With me so far? See where this goes? What if we modeled the following challenge:
One group of simulated cancer patients is compelled to wait for medicines to be approved through the current process. Another group is allowed to roam free – gathering information and choosing treatments as they please. Which group will discover the best medicines first and advance the science fastest?
I am not suggesting we switch to a free-for-all approach tomorrow. That would be reckless – thousands of people would receive questionable treatments and many would die. BUT, these same things happen under the current testing protocol while many others die waiting.

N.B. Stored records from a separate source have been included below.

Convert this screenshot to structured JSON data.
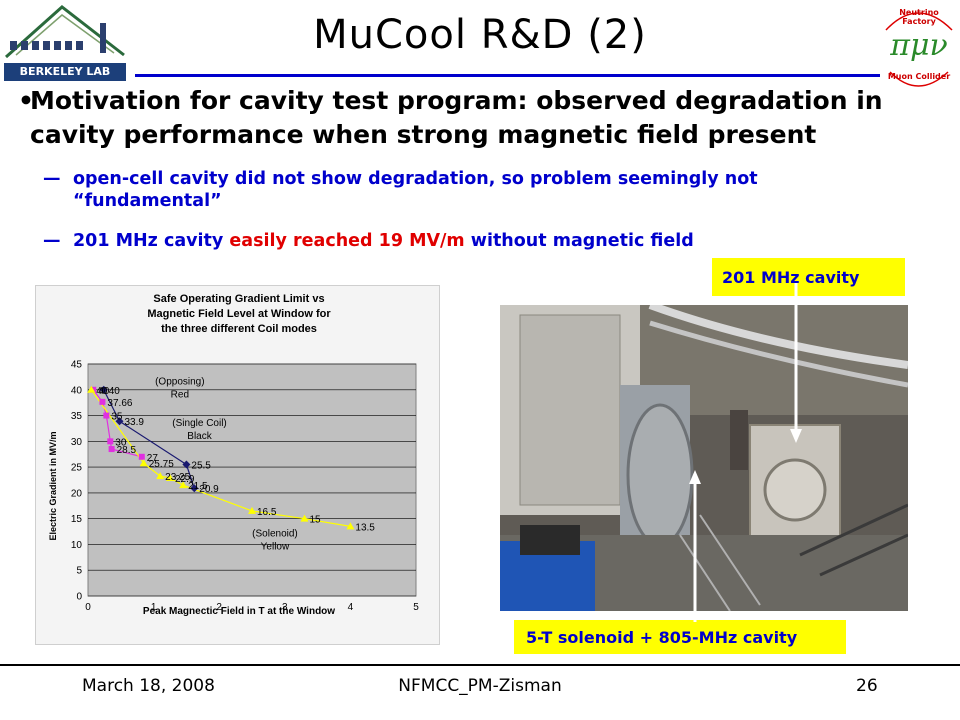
{
  "title": "MuCool R&D (2)",
  "logos": {
    "left_text": "BERKELEY LAB",
    "right_top": "Neutrino Factory",
    "right_bottom": "Muon Collider",
    "right_symbols": "πμν"
  },
  "bullet": {
    "marker": "•",
    "text": "Motivation for cavity test program: observed degradation in cavity performance when strong magnetic field present"
  },
  "subbullets": [
    {
      "marker": "—",
      "text": "open-cell cavity did not show degradation, so problem seemingly not “fundamental”"
    },
    {
      "marker": "—",
      "part1": "201 MHz cavity ",
      "part2": "easily reached 19 MV/m",
      "part3": " without magnetic field"
    }
  ],
  "callouts": {
    "top": "201 MHz cavity",
    "bottom": "5-T solenoid + 805-MHz cavity"
  },
  "chart_data": {
    "type": "scatter",
    "title": "Safe Operating Gradient Limit vs  Magnetic Field Level at Window for the three different Coil modes",
    "xlabel": "Peak  Magnectic Field in T at the Window",
    "ylabel": "Electric Gradient in MV/m",
    "xlim": [
      0,
      5
    ],
    "ylim": [
      0,
      45
    ],
    "xticks": [
      0,
      1,
      2,
      3,
      4,
      5
    ],
    "yticks": [
      0,
      5,
      10,
      15,
      20,
      25,
      30,
      35,
      40,
      45
    ],
    "grid": true,
    "annotations": [
      {
        "text": "(Opposing)",
        "x": 1.4,
        "y": 41
      },
      {
        "text": "Red",
        "x": 1.4,
        "y": 38.5
      },
      {
        "text": "(Single Coil)",
        "x": 1.7,
        "y": 33
      },
      {
        "text": "Black",
        "x": 1.7,
        "y": 30.5
      },
      {
        "text": "(Solenoid)",
        "x": 2.85,
        "y": 11.5
      },
      {
        "text": "Yellow",
        "x": 2.85,
        "y": 9
      }
    ],
    "series": [
      {
        "color": "#e030e0",
        "marker": "square",
        "points": [
          {
            "x": 0.08,
            "y": 40,
            "label": "40"
          },
          {
            "x": 0.22,
            "y": 37.66,
            "label": "37.66"
          },
          {
            "x": 0.28,
            "y": 35,
            "label": "35"
          },
          {
            "x": 0.34,
            "y": 30,
            "label": "30"
          },
          {
            "x": 0.36,
            "y": 28.5,
            "label": "28.5"
          },
          {
            "x": 0.82,
            "y": 27,
            "label": "27"
          }
        ]
      },
      {
        "color": "#1a1a70",
        "marker": "diamond",
        "points": [
          {
            "x": 0.24,
            "y": 40,
            "label": "40"
          },
          {
            "x": 0.48,
            "y": 33.9,
            "label": "33.9"
          },
          {
            "x": 1.5,
            "y": 25.5,
            "label": "25.5"
          },
          {
            "x": 1.62,
            "y": 20.9,
            "label": "20.9"
          }
        ]
      },
      {
        "color": "#ffff00",
        "marker": "triangle",
        "points": [
          {
            "x": 0.05,
            "y": 40,
            "label": "40"
          },
          {
            "x": 0.85,
            "y": 25.75,
            "label": "25.75"
          },
          {
            "x": 1.1,
            "y": 23.25,
            "label": "23.25"
          },
          {
            "x": 1.25,
            "y": 22.9,
            "label": "22.9"
          },
          {
            "x": 1.45,
            "y": 21.5,
            "label": "21.5"
          },
          {
            "x": 2.5,
            "y": 16.5,
            "label": "16.5"
          },
          {
            "x": 3.3,
            "y": 15,
            "label": "15"
          },
          {
            "x": 4.0,
            "y": 13.5,
            "label": "13.5"
          }
        ]
      }
    ]
  },
  "footer": {
    "date": "March 18, 2008",
    "center": "NFMCC_PM-Zisman",
    "page": "26"
  },
  "colors": {
    "accent": "#0000cc",
    "highlight": "#ffff00",
    "emphasis": "#e00000",
    "plot_area": "#c0c0c0"
  }
}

I am suggesting only that it might be worthwhile to ask a supercomputer to explore this challenge and see what can be learned by looking outside the box – and doing so in a way that produces only computer simulation outcomes as opposed to real ones. It may be that some hybrid approach turns out best – say an approach that frees up the choices after following protocol for some part of the way.
I apologize for such a long post that may only make sense to a biologist/economist nerd like me. I recently ran across encouraging evidence of others on this trail.
http://www.medicalnewstoday.com/articles/157114.php
I would love to hear that such research has already been done somewhere and the statistical validity of the current testing and discovery protocol has already been firmly established.